Lena Headey in 'White House Plumbers.'
Lena Headey in ‘White House Plumbers.’

(*) Kiernan Shipka has an oddly inconsequential role as the most successful of the Hunt children. Both she and F. Murray Abraham — in a similar nothing part as the judge overseeing the initial Watergate burglary trial — perhaps signed on because this seemed like a project that would result in many Emmy nominations. Maybe they’re right, especially with White Lotus (which features Abraham much more prominently) shifting over to the drama series categories. (But also, this is probably not the ideal time to debut a show featuring Abraham, even in a glorified cameo.)

There’s a scene in the second episode where Nixon campaign executive Jeb Magruder (Ike Barinholtz) is fuming that newspaper columnist Jack Anderson has reported on the Dita Beard scandal. Liddy asks what he can do to help, and Magruder quips that Liddy should kill Anderson. Without another word, Liddy marches out of Magruder’s office and is halfway down the street before his horrified boss can stop him. He’s baffled that Liddy didn’t recognize that he was joking, but the confusion seems on brand for a show that can’t quite decide on a tone. When one prominent character dies horribly, the show both tries to mine it for pathos and make jokes about conspiracy theories. It’s awkward at best, off-putting and insensitive at worst.

The Watergate story is so huge, and so strange, that it’s led to many dramatizations, with wildly different approaches. All the President’s Men was a white-knuckle thriller, while the 1999 Kirsten Dunst/Michelle Williams comedy Dick presented the scandal through the eyes of two giggly teenage girls.

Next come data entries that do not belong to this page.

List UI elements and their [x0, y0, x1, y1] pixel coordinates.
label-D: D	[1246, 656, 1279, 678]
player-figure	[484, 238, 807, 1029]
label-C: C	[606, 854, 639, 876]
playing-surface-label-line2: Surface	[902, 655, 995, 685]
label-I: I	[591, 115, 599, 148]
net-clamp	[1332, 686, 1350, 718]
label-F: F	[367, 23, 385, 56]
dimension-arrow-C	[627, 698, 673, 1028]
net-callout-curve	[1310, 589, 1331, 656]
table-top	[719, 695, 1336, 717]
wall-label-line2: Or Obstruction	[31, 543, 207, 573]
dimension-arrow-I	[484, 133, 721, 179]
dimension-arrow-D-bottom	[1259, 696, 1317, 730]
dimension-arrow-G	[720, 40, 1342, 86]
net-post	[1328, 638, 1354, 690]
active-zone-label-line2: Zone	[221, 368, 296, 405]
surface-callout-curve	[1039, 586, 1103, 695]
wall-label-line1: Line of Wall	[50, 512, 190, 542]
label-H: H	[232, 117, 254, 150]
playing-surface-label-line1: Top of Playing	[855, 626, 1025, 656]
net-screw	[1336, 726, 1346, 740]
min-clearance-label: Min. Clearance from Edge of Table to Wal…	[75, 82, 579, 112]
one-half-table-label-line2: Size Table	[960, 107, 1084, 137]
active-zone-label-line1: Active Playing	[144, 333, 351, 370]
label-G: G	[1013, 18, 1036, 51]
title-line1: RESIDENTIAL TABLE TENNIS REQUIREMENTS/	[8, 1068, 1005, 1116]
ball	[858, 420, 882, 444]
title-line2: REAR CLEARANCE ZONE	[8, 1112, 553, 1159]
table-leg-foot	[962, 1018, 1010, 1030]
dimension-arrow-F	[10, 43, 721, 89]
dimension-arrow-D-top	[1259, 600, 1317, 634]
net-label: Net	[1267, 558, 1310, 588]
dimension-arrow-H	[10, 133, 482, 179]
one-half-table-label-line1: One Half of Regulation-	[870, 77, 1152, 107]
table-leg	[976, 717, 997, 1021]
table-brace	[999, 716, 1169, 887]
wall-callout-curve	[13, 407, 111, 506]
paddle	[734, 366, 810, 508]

But between Starz’s Gaslit — which came and went last spring without anybody noticing it, even though it starred Julia Roberts and Sean Penn — and this, we appear to have passed the point of diminishing returns. In a later episode, the filmmakers figure out how to incorporate audio of an actor from a different Watergate project into this one. This briefly made me smile, but mainly because it was inspiring thoughts of that adaptation, as well as a desire to just watch it instead.

The first episode of White House Plumbers debuts tonight on HBO and HBO Max, with additional installments releasing weekly. I’ve seen all five episodes.